Back at McKinley, Jake entices Marley to McKinley’s very well-equipped pottery room – this school has everything, man – where he admits that his Valentine’s Day gifts and gestures had not been his own idea – that they were Ryder’s ideas, which Jake used because he wanted to impress her so much. He presents her with an idea he came up with all on his own, and sits her down at a potter’s wheel to help her shape a pot while he sings “Unchained Melody” to her, re-enacting the famous scene with Demi Moore and Patrick Swayze in Ghost. It’s all very touching, until Marley starts to envision Ryder sitting and singing with her instead. She seems to have an out of body experience, watching herself with each boy as they sing to her and Ryder – though not Jake – passionately kisses her. I keep crossing my fingers and hoping that Marley will evaporate entirely and that Jake and Ryder will be singing to each other at the potting wheel, but alas, no. The song ends and Marley leaps up in distress, saying she had known about Ryder being behind the Valentine’s Day surprises, but that she found it so sweet that Jake had tried so she didn’t mind. She could have left it there, but goes on to give full disclosure: “Ryder kissed me.. and I let him.” Jake stares at her, before getting up and exiting without a word, leaving Marley crying alone with her sad pot.

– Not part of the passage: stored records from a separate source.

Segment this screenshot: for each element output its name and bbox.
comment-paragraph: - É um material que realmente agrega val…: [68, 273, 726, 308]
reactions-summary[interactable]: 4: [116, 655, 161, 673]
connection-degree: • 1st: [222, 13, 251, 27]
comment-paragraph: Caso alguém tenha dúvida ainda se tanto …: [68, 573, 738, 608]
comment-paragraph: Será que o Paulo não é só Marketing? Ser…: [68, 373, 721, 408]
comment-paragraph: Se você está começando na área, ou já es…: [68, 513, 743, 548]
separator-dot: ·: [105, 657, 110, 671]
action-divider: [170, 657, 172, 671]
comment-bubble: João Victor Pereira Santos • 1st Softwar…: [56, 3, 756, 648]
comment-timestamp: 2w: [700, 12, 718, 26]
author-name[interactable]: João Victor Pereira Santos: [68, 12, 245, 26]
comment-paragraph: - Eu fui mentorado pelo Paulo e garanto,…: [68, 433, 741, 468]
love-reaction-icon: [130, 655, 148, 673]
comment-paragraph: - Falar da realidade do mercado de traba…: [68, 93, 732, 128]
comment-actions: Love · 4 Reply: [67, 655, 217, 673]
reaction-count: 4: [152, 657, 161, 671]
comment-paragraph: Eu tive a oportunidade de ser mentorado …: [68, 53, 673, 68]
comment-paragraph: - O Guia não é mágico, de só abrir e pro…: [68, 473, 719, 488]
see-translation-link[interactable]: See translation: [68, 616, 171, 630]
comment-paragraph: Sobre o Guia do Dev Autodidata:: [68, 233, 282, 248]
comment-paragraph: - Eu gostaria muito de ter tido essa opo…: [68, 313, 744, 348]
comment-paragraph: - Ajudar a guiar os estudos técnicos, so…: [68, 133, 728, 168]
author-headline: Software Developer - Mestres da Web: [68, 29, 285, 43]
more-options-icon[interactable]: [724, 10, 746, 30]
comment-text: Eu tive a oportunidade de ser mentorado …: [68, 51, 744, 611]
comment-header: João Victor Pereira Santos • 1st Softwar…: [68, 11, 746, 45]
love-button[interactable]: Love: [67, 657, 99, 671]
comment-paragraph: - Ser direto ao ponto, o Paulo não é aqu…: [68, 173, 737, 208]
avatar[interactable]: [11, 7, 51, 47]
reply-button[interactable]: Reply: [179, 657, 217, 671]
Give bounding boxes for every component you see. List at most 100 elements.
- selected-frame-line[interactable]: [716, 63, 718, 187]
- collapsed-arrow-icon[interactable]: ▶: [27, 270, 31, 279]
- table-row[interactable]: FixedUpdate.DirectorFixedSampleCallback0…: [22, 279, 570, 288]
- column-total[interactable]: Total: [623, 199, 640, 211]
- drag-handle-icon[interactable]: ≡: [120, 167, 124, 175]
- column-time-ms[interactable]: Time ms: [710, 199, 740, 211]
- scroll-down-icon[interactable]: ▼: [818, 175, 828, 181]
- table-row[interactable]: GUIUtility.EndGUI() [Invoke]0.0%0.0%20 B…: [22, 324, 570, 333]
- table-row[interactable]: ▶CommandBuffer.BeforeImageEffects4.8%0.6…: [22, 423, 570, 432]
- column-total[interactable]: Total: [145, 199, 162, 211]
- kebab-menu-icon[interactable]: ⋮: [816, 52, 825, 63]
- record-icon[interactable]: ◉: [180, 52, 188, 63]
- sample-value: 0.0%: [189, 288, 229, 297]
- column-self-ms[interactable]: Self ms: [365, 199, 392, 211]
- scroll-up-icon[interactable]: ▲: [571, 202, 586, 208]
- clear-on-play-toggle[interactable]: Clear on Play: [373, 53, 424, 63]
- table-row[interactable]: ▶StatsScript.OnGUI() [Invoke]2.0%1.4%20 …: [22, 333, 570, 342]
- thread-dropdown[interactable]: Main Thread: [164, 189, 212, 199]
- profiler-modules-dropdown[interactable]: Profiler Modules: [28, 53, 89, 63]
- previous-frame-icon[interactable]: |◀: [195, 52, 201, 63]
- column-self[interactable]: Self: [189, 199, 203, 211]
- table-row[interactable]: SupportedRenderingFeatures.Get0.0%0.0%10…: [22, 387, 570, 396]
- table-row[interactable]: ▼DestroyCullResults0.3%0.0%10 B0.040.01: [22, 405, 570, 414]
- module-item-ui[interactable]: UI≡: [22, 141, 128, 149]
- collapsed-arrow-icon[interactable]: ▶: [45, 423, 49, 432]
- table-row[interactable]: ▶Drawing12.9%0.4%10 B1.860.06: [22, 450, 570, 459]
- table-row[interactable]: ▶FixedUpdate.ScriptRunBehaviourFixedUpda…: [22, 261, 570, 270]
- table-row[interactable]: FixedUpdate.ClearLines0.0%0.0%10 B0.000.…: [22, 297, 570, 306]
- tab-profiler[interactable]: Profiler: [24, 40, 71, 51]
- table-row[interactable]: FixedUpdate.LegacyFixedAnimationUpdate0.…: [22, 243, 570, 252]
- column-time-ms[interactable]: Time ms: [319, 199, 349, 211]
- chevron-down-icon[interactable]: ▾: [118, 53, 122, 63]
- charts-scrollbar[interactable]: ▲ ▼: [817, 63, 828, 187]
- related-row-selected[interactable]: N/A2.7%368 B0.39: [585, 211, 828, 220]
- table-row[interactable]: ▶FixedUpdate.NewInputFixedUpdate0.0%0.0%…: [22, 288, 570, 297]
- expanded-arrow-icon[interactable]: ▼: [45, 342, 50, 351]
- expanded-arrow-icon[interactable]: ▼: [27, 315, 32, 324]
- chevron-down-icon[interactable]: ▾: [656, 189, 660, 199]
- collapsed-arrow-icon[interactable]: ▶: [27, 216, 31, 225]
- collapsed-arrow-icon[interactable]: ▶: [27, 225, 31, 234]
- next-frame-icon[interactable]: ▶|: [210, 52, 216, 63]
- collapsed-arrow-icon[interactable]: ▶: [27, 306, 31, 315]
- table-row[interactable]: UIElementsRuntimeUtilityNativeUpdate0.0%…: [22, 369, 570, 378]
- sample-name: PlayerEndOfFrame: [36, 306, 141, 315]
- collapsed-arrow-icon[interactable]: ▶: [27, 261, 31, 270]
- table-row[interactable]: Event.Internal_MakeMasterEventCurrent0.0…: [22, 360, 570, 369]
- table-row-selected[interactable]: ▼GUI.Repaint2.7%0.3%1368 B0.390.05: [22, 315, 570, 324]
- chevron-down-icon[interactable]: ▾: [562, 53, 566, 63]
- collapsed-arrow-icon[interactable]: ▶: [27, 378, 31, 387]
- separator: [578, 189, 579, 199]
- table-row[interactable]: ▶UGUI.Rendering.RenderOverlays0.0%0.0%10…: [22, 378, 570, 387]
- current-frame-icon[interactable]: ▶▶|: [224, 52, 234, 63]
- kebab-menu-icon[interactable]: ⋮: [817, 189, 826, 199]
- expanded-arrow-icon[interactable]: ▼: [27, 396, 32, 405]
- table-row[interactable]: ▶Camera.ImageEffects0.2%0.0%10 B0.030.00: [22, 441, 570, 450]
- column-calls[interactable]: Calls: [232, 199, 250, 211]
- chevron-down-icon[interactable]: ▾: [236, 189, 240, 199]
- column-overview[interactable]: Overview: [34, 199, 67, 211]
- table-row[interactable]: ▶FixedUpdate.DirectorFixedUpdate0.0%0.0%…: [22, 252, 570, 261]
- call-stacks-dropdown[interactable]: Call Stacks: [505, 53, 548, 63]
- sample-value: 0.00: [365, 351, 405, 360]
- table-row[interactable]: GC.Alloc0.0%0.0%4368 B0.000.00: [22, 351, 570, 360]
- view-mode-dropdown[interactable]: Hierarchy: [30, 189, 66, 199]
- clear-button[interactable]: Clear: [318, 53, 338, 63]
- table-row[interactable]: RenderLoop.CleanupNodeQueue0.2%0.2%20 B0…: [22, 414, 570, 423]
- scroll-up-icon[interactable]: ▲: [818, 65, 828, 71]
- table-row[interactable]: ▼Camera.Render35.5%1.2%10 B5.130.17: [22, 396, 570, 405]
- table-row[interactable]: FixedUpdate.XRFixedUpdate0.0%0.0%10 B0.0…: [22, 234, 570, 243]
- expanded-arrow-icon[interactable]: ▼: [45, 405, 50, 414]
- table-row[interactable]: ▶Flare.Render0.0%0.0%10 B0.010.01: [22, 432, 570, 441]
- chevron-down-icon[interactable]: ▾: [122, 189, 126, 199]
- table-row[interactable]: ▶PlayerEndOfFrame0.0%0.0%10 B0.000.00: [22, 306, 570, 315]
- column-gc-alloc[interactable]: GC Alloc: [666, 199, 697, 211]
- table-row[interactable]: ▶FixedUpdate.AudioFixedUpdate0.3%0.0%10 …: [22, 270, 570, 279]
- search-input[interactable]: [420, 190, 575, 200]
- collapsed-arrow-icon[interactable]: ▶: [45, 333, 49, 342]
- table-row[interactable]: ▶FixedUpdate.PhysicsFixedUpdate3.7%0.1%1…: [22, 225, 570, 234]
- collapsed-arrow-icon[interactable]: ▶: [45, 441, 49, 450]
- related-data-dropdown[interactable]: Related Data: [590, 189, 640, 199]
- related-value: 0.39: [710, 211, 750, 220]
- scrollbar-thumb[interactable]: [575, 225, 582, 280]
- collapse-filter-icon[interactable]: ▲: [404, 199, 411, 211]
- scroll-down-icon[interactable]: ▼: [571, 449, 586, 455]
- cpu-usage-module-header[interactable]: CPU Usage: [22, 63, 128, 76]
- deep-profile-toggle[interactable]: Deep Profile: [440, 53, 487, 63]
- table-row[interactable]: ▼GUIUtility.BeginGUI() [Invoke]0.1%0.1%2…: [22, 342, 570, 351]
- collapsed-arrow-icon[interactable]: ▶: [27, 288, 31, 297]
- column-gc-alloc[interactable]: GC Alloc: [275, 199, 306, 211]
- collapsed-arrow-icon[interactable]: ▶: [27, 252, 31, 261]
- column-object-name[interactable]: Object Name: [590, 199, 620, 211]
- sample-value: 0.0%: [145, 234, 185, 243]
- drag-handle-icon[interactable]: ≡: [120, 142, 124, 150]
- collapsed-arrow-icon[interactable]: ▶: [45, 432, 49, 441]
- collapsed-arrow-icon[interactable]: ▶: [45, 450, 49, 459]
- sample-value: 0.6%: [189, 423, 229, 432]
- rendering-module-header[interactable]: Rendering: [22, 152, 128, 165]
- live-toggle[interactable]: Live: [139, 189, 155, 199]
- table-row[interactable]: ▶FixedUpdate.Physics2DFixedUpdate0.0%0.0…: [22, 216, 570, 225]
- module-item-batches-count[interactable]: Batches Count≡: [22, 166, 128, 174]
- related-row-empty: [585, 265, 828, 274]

Later, at glee rehearsal, Will announces the winner of the competition: it’s – surprise, surprise – everybody. The club is dismayed, with Blaine actually exclaiming “why do you always do this?” Sugar weeping “so in reality, what you’re saying is that we’re all losers?” and Ryder questioning why they bother having a competition at all. I do so love these scenes where the glee club has big shouty objections like this, they are always golden. As the club settles down, Will calls Finn out into the hallway to thank him for his encouragement about finding Emma, and when Will waxes lyrical about how things may be better than ever, Finn asks if Emma said anything about him. Will tells him no, why would she, to which Finn, of course, says “because I kissed her.” Will just stares as Finn stammers to explain, saying he doesn’t know how it happened and that he doesn’t think of her like that. He apologises and begs for Will to punch him or something, because he deserves it, but Will just stares silently with tears in his eyes before walking away. Seems that’s going around, this week.

Then, with absolutely no transition, we leap straight into the big New Directions closing number for the week, on the auditorium stage. It’s “Footloose,” from Footloose, and seeing as I hate Kevin Bacon more than I hate most things on this planet, I refuse to comment further. Peace out.